Thirty-seven incidents involved healthcare providers (86 percent of reported entities), followed by two incidents that were reported by health plans, and two incidents reported by a business associate or vendor. The remaining incidents involved a breach by a public school and a breach involving a telehealth platform both of which were reported by the media but not the provider.

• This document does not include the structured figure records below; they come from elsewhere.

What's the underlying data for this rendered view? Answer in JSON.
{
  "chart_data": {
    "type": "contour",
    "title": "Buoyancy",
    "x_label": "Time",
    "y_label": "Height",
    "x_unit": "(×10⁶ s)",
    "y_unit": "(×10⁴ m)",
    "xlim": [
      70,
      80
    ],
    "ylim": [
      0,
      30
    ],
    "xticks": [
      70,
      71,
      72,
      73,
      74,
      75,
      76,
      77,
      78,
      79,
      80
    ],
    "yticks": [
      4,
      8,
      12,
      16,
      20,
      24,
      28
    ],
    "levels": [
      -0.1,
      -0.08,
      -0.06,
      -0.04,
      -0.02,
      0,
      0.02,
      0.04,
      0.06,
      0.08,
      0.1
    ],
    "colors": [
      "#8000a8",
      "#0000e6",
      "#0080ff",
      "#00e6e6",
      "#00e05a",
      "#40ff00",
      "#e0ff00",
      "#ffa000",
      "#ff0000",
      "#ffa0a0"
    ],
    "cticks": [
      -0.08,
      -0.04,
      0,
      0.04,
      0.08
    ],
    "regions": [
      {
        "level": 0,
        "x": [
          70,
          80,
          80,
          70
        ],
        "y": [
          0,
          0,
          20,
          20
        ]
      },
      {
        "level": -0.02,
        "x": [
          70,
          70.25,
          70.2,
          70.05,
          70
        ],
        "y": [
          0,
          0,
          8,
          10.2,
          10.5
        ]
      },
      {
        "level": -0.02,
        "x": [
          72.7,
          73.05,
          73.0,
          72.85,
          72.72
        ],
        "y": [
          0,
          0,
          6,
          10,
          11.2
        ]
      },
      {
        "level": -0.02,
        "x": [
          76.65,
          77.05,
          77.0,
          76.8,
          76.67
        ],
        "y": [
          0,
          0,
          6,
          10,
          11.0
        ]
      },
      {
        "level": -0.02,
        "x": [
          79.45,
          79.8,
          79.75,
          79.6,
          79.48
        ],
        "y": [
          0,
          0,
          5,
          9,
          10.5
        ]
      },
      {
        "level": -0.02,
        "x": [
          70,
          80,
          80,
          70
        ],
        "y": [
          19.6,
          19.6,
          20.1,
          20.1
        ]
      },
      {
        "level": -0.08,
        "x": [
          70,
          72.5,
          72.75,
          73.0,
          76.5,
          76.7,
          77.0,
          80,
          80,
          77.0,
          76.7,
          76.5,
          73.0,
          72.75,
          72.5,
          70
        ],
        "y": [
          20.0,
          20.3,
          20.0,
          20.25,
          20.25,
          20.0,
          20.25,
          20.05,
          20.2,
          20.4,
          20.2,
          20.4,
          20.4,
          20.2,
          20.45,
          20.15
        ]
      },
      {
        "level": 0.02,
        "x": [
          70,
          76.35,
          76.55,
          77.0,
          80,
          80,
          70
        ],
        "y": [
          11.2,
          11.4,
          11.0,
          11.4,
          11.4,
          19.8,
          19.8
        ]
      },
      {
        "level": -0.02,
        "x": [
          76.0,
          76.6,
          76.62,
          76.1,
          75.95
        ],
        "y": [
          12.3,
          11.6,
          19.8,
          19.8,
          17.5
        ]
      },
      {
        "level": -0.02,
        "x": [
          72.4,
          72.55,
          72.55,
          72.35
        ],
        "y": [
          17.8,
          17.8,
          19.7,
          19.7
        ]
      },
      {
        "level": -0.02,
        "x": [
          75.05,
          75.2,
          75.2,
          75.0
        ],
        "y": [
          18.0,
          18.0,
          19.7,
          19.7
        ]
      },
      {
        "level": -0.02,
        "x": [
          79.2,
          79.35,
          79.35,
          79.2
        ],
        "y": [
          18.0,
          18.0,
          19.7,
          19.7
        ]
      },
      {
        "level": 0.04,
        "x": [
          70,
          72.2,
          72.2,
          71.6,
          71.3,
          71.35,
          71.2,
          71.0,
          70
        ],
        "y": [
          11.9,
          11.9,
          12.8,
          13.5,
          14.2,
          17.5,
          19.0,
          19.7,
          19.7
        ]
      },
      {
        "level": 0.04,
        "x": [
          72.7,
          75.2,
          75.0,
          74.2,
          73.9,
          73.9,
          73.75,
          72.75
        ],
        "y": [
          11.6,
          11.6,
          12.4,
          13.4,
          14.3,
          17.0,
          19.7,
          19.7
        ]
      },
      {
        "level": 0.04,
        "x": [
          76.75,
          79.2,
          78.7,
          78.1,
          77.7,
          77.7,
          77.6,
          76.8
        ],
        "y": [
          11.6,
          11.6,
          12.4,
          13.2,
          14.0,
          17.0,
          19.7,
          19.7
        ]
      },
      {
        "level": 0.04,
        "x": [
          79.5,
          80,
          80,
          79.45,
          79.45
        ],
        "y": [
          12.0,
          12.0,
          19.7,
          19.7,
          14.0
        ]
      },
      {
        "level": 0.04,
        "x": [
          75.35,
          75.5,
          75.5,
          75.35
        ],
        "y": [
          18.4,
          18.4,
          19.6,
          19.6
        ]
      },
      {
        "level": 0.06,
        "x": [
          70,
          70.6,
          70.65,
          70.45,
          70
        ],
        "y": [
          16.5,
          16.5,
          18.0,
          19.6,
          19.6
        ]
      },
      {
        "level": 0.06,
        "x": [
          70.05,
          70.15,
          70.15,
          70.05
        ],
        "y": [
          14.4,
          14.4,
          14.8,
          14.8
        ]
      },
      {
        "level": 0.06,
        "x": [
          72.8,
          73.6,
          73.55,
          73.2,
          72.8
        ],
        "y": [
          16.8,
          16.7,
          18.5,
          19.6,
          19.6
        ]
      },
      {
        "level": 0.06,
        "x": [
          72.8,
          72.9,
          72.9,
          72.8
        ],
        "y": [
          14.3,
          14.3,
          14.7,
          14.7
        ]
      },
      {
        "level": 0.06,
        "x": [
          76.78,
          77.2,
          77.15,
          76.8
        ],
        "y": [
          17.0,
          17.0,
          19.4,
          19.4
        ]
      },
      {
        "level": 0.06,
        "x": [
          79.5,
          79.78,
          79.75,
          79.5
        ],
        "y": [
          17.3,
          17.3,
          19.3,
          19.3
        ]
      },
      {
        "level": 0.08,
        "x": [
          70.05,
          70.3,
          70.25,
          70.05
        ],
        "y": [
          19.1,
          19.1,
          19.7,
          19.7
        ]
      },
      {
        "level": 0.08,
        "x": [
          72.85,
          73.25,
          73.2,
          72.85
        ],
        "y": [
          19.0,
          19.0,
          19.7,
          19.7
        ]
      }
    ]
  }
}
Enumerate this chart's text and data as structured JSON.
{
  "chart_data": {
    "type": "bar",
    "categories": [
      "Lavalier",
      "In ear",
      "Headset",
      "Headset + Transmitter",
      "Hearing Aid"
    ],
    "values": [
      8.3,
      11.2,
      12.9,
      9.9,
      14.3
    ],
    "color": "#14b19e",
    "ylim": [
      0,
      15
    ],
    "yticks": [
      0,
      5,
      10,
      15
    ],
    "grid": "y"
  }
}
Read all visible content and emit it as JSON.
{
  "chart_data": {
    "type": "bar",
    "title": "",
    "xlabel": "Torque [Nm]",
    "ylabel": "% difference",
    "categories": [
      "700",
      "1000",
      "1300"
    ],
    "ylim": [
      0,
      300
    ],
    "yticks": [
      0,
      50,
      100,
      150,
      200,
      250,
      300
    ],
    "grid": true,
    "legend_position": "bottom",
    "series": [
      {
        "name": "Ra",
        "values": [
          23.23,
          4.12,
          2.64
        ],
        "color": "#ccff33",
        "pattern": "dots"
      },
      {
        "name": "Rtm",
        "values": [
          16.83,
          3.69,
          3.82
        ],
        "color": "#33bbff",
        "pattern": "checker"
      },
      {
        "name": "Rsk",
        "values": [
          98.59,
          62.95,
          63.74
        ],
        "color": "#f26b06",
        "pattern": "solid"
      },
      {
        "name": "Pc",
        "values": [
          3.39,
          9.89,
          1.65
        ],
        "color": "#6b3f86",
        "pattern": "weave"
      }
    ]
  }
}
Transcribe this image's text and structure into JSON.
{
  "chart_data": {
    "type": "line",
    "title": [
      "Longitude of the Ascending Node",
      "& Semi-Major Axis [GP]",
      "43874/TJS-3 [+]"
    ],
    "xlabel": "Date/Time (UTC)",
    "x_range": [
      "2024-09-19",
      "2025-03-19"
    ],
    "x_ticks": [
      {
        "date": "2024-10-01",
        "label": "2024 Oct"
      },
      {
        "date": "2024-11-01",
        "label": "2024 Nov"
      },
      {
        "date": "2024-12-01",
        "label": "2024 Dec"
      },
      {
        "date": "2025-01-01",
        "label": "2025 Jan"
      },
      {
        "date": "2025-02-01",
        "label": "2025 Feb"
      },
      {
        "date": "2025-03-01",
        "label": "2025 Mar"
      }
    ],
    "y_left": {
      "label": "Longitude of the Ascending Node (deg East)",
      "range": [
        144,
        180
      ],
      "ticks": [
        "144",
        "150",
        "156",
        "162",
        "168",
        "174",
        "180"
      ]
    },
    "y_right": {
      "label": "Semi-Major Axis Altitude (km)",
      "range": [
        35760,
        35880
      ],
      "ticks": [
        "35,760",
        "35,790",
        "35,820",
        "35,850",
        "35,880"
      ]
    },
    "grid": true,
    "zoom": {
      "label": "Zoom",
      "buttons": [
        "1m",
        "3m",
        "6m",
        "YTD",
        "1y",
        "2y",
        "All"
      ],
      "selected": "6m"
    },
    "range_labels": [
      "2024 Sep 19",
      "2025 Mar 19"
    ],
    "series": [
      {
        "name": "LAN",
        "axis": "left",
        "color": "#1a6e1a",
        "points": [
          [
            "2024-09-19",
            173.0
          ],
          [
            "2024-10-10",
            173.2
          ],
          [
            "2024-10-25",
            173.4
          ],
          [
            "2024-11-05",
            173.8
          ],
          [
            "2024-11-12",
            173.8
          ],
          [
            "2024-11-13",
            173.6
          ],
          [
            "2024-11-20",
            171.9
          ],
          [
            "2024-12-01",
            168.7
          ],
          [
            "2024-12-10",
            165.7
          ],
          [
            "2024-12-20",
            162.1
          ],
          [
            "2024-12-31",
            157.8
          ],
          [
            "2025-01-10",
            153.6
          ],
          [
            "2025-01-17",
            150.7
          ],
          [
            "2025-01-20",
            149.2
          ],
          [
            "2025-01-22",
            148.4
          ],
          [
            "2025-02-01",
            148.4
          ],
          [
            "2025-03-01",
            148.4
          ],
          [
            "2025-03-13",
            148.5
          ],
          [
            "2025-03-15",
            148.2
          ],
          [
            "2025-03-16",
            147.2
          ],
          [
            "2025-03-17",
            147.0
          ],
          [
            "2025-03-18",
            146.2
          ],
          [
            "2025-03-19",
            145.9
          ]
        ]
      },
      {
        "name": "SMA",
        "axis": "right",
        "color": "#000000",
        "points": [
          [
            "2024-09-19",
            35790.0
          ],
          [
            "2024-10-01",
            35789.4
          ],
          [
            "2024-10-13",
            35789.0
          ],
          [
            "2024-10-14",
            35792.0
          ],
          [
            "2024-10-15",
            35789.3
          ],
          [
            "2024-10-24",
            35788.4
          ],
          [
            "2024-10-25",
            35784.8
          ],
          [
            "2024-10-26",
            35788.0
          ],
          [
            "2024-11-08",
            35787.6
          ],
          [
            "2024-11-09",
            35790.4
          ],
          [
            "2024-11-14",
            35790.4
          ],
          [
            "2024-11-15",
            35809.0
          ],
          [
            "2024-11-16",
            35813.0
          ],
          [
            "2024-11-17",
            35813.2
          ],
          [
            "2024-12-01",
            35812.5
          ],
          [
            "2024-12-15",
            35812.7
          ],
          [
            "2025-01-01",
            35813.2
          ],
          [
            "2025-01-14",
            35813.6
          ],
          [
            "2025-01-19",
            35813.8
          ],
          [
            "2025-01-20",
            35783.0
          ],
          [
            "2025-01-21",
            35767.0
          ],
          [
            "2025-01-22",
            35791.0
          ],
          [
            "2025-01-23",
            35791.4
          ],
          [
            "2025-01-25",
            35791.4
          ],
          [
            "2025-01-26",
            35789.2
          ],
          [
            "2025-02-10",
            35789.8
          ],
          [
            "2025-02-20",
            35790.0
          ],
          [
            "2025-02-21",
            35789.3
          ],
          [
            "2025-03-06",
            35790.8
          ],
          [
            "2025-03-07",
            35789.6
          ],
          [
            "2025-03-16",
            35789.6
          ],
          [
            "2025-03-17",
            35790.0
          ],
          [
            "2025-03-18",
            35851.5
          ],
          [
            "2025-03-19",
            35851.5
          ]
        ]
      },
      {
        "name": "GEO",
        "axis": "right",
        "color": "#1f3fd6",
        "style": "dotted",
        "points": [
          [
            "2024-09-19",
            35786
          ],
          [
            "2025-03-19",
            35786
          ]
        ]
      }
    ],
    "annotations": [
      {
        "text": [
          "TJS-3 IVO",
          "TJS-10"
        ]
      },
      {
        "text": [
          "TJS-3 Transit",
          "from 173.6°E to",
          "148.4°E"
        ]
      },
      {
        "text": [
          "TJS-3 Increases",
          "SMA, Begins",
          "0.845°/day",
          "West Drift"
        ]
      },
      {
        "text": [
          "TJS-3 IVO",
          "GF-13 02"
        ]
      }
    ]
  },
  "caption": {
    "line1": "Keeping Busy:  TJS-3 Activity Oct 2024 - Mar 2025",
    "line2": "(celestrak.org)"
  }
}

Types of entities reporting, August 2016 health data breaches

Length of Time to Discover and Report a Breach

As we first noted in the July Breach Barometer, some incidents are not publicly disclosed for several years — in one July incident, six years passed before the breach was reported. For incidents for which we know the date of the breach, date of discovery, and date the breach was reported, it’s clear that some healthcare organizations are doing a great job of managing their patient data and acting promptly once a breach occurs. There were a number of incidents in which date of breach to date of discovery was less then 20 days.

Number of days between breach and discovery, August 2016

While we don’t know how fast each breach was remediated once discovered, it can be hypothesized that the shorter the time interval, the quicker the response each entity was post breach. Entities may not have discovered on their own, but may also have been alerted to them by outside sources like the media. There were some incidents in which the date between the breach and it being reported was less than 14 days.

Number of days between breach and reporting, August 2016

Breach Incidents By State

Twenty states are included in the 42 total incidents, which is the highest number of monthly incidents so far this year. This year has seen a steady increase, with a few exceptions, of total number of incidents reported. California had six incidents this month, which is the most reports of any state.